I've just retested std::bitset with 65 bits and on my 32-bit Linux it works fine and as expected.

Notable exception is the to_ulong() method which throws exception if any set bit would be truncated during the conversion. Now I think about it and that is rather obvious: there is no other way as to prevent application from getting truncated data. And the behavior is also documented.


To the Edit with switch/case. Why do you need std::bitset then? You platform apparently already supports 64 bit numbers - use them. std::bitset is designed to be used as an light-weight bit array with static memory allocation. It is not intended to be used as a replacement for number.

OTHER TIPS

std::bitset should work with more or less arbitrary sizes -- it's not normally limited to the size of an unsigned long (though it can look that way, because there's a constructor that builds a bitset based on the bits in an unsigned long).

If that won't work, vector<bool> may be useful for you, though you should be aware that it's pretty much a vector in name only -- it is not really a container (i.e., doesn't conform to the normal container requirements).

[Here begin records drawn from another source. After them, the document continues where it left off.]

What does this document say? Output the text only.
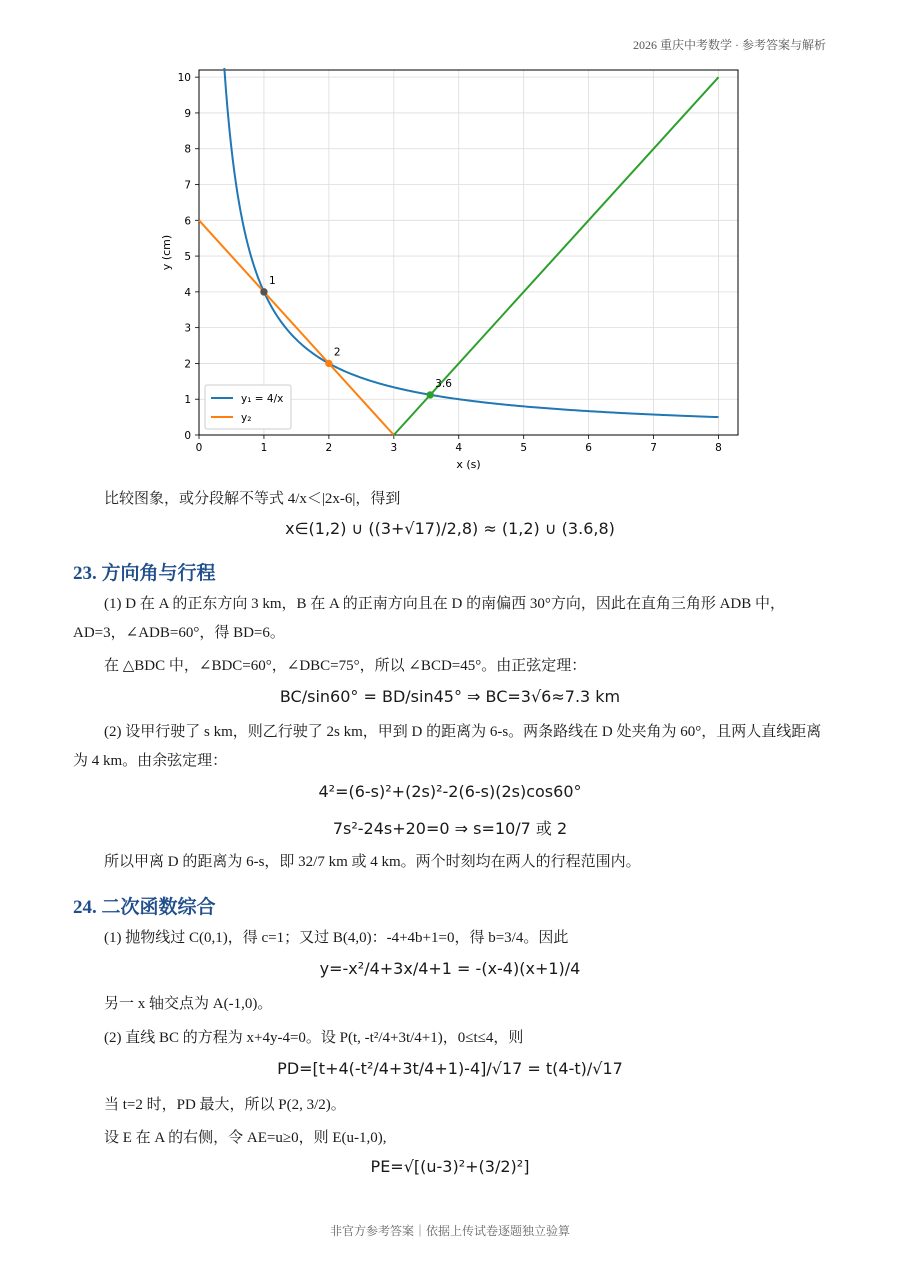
2026 重庆中考数学 · 参考答案与解析
0	1	2	3	4	5	6	7	8
0
1
2
3
4
5
6
7
8
9
10
1
2
3.6
x (s)
y (cm)
y₁ = 4/x
y₂
比较图象，或分段解不等式 4/x＜|2x-6|，得到
x∈(1,2) ∪ ((3+√17)/2,8) ≈ (1,2) ∪ (3.6,8)
23. 方向角与行程
(1) D 在 A 的正东方向 3 km，B 在 A 的正南方向且在 D 的南偏西 30°方向，因此在直角三角形 ADB 中，AD=3，∠ADB=60°，得 BD=6。
在 △BDC 中，∠BDC=60°，∠DBC=75°，所以 ∠BCD=45°。由正弦定理：
BC/sin60° = BD/sin45° ⇒ BC=3√6≈7.3 km
(2) 设甲行驶了 s km，则乙行驶了 2s km，甲到 D 的距离为 6-s。两条路线在 D 处夹角为 60°，且两人直线距离为 4 km。由余弦定理：
4²=(6-s)²+(2s)²-2(6-s)(2s)cos60°
7s²-24s+20=0 ⇒ s=10/7 或 2
所以甲离 D 的距离为 6-s，即 32/7 km 或 4 km。两个时刻均在两人的行程范围内。
24. 二次函数综合
(1) 抛物线过 C(0,1)，得 c=1；又过 B(4,0)：-4+4b+1=0，得 b=3/4。因此
y=-x²/4+3x/4+1 = -(x-4)(x+1)/4
另一 x 轴交点为 A(-1,0)。
(2) 直线 BC 的方程为 x+4y-4=0。设 P(t, -t²/4+3t/4+1)，0≤t≤4，则
PD=[t+4(-t²/4+3t/4+1)-4]/√17 = t(4-t)/√17
当 t=2 时，PD 最大，所以 P(2, 3/2)。
设 E 在 A 的右侧，令 AE=u≥0，则 E(u-1,0),
PE=√[(u-3)²+(3/2)²]
非官方参考答案｜依据上传试卷逐题独立验算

Would std::vector<bool> work for you? It can be resized, is reasonably fast and has a small footprint. It's also part of the STL.

You can use the to_string on your bitset and covert it back using strtoull

const uint64    kBigNumber = 1LL << 33;
std::bitset<33> myBitSet;
...
unsigned long long bitSetLong = strtoull(myBitSet.to_string<char,char_traits<char>,allocator<char> >().c_str(), NULL, 2);
switch(bitSetLong) {
    case kBigNumber:
    // do something
    ...
}

Note the above can work only till 64 bits.